While no significant difference in airway fibroblast invasion was observed between asthmatic subjects and controls, the addition of IL-13 resulted in a significant increase in airway fibroblast invasion in asthma patients as compared to normal controls, the study found. Airway fibroblasts of asthmatic subjects invaded in greater numbers than those of control subjects.

“We show for the first time that airway fibroblasts, isolated directly from patients with asthma and stimulated with IL-13, invade in significantly greater numbers than those isolated from normal control subjects,” says Jennifer Ingram, Ph.D., assistant research professor of medicine at Duke University.

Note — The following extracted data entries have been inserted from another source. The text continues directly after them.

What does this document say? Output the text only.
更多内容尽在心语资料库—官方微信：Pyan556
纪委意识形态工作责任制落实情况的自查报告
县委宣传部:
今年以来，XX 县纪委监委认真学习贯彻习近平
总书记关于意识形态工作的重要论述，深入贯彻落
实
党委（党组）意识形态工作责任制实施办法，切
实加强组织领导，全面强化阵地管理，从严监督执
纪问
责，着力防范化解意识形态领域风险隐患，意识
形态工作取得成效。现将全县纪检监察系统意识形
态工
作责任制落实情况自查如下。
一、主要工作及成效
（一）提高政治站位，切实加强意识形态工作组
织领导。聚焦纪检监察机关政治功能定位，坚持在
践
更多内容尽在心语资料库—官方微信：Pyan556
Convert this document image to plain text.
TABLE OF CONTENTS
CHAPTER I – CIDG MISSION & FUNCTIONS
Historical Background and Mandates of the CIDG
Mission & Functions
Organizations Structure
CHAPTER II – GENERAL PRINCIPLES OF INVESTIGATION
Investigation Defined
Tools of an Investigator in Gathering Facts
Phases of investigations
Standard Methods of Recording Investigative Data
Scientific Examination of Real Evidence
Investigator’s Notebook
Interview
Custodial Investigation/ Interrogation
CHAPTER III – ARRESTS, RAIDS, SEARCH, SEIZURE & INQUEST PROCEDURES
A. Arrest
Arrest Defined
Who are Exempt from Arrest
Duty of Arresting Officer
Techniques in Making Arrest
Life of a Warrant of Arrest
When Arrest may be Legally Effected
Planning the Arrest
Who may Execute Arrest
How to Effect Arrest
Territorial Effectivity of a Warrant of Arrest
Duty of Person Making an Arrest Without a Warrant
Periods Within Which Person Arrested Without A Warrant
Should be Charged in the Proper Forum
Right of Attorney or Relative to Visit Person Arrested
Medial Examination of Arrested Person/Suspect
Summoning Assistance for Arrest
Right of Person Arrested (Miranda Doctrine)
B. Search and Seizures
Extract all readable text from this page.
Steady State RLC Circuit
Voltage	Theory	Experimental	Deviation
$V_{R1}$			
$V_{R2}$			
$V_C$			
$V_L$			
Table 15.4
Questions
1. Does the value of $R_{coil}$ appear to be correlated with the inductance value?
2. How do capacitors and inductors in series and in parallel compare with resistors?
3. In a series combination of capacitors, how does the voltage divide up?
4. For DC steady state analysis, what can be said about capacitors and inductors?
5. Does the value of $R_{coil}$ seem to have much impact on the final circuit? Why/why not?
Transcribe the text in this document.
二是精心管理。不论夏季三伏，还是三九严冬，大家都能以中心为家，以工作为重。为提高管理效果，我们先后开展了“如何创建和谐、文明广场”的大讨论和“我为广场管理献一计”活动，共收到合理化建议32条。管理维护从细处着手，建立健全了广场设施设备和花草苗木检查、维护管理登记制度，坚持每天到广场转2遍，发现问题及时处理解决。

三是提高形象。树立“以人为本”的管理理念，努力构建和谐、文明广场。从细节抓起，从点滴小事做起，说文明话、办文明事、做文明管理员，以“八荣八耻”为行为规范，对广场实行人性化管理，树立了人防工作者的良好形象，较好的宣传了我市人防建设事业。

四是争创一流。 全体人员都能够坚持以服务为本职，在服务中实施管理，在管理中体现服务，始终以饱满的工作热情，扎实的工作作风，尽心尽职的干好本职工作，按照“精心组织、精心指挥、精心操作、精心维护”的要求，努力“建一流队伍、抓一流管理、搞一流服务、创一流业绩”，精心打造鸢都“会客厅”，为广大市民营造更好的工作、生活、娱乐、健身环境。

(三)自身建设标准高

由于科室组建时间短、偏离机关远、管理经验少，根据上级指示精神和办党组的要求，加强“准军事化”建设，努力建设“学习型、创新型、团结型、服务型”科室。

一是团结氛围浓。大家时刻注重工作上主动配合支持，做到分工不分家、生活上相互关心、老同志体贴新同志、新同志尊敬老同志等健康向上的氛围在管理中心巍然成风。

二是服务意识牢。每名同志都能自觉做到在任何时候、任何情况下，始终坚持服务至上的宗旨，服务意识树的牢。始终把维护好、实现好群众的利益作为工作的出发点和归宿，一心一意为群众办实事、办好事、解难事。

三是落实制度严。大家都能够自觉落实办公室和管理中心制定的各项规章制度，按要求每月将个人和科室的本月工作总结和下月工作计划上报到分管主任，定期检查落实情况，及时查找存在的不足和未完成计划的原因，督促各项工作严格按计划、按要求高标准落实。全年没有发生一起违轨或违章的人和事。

“In this novel mechanism of airway remodeling in asthma patients, IL-13 acts in combination with other mediators produced by cells in the airways: transforming growth factor-β1 (TGF-β1), which causes cellular changes, and matrix metalloproteinases (MMPs), which act to break down proteins,” Dr. Ingram adds. “Together, these agents cause cellular changes that lead to loss of lung function in asthma patients.”

During airway remodeling, many of the fibroblast responses that occur are comparable to the interaction between cancer cells and connective tissue cells called stromal fibroblasts. Studies have shown these fibroblasts actively produce pro-invasive factors that result in metastasis. Fibroblast production of TGF-β1 has been implicated as a key pro-invasive factor in colon, breast, and squamous carcinomas. IL-13, a critical regulator of the allergic response, has been implicated in cellular invasion in cancer and rheumatoid arthritis.

“The invasion of fibroblasts into the airway in asthmatic patients is one of several key features of airway remodeling,” Dr. Ingram states. “In a normal response, fibroblasts begin wound healing by depositing proteins and interacting with inflammatory cells. In asthma, this wound healing and remodeling response in the airway becomes deranged and uncontrolled, leading to increased numbers of fibroblasts invading the airway and contributing to fibrosis with diminished lung function over time.”

The study focused on the effect of IL-13 in patients with mild asthma. Future studies should explore whether fibroblasts in severe asthmatics are more invasive, Dr. Ingram says.

“In addition, goals of future studies should focus on specific MMPs that are involved in remodeling as well as characterization of the gene profiles of invading fibroblasts in order to further define this feature of airway remodeling,” she adds. “Development of therapies specifically targeting IL-13 may play a key role in preventing airway remodeling in asthma.”